Sheinbaum has also escalated the efforts of her predecessor Andrés Manuel López Obrador to decouple the Mexican economy from China and better serve the geopolitical demands of Washington. On January 1, Mexico put into effect 19 percent tariffs on imported products bought on digital platforms from countries without commercial treaties, affecting mainly the Chinese platforms Shein and Temu. This follows a 35 percent tariff on textile products, mainly from Asia. 

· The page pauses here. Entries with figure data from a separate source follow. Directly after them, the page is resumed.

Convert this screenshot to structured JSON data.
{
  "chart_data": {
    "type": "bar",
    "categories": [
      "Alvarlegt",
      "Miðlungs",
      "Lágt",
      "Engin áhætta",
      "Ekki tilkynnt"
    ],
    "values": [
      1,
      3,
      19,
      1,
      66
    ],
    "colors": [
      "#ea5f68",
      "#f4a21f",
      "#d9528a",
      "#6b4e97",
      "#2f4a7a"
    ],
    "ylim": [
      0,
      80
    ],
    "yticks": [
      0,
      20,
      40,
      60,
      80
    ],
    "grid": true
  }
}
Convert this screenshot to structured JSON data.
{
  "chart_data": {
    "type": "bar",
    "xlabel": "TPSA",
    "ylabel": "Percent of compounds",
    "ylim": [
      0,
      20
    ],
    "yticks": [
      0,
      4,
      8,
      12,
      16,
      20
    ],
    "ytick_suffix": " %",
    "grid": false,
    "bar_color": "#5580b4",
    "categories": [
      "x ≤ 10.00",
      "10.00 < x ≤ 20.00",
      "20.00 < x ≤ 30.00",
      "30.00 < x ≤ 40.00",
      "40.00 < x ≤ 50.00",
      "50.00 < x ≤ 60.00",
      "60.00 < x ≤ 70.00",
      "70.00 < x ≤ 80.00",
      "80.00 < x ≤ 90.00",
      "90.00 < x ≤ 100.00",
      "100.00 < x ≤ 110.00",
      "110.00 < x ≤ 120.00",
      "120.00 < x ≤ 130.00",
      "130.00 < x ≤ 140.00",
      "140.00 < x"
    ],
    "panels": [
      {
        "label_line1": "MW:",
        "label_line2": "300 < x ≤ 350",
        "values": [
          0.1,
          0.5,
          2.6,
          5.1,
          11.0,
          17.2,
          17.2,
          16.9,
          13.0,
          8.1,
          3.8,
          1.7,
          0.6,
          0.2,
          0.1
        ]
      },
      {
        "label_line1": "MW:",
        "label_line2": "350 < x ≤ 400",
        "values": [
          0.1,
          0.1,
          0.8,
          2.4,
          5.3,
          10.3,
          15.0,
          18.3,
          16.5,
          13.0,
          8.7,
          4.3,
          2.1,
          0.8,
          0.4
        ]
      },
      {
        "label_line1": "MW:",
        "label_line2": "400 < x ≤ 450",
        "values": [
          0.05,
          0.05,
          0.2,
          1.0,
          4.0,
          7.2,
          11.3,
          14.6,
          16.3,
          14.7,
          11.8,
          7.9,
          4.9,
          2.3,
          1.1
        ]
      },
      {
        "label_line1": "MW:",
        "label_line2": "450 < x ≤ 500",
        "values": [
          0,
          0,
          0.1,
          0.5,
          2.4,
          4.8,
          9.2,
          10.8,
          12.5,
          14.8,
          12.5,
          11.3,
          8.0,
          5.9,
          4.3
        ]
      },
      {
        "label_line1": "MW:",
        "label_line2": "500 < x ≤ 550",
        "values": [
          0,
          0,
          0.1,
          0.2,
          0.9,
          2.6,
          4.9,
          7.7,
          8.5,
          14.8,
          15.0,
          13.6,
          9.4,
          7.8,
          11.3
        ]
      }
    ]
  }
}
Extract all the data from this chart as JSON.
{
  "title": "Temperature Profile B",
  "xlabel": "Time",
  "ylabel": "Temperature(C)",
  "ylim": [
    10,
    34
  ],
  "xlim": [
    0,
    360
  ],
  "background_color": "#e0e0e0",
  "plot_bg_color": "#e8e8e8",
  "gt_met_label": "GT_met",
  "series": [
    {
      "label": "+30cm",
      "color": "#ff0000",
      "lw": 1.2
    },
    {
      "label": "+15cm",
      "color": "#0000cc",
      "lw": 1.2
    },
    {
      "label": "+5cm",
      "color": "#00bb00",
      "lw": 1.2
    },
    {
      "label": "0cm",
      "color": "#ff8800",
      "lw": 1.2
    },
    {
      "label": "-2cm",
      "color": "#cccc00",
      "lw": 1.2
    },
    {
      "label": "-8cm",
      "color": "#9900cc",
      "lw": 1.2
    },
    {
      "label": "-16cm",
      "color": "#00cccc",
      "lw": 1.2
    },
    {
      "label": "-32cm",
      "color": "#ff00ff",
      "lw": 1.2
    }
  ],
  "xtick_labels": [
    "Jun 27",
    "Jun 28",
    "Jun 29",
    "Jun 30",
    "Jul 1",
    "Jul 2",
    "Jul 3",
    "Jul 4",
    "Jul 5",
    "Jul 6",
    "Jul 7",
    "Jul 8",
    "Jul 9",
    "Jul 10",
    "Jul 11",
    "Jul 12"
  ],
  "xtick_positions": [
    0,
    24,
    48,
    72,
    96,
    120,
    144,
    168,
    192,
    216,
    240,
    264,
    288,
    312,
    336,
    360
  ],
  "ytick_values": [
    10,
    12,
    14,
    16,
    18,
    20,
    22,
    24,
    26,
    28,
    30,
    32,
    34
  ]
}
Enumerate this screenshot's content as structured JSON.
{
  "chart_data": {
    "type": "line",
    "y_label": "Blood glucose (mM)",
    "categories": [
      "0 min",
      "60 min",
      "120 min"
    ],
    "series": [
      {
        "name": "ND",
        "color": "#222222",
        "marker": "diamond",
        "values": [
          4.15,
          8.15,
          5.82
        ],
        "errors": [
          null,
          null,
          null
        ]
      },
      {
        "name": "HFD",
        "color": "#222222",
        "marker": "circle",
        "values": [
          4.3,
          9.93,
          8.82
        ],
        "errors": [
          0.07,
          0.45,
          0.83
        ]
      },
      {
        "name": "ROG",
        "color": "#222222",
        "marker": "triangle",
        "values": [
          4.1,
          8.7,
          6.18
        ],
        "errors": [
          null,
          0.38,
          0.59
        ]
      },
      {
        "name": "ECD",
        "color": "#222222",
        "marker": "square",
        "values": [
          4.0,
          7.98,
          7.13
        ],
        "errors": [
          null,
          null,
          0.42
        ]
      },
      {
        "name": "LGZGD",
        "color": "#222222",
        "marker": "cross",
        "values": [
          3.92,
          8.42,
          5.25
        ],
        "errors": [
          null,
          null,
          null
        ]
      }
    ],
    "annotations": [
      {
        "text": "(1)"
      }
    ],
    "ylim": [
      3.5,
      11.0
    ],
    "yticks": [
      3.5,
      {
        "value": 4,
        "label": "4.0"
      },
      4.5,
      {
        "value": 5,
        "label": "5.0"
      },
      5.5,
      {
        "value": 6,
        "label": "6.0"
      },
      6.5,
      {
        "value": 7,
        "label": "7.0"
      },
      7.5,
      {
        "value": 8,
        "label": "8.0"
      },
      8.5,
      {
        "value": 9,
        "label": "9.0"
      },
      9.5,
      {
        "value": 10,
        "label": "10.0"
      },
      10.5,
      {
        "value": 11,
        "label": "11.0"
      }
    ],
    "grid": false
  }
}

The bankrupt response by Sheinbaum demonstrates that opposition to Trump cannot be based on any form of bourgeois nationalism or any project of “global south unity.” Like the other “pink tide” variants in Latin America—from Maduro in Venezuela, to Lula in Brazil and Petro in Colombia—the capitalist government in Mexico represents the interests of the venal capitalist clients of US imperialism who subordinate all democratic questions to attracting investments, credits and market access. Genuine opposition can only come from a working class revolutionary socialist movement, uniting workers across North, Central and South America to end imperialism and the capitalist profit system.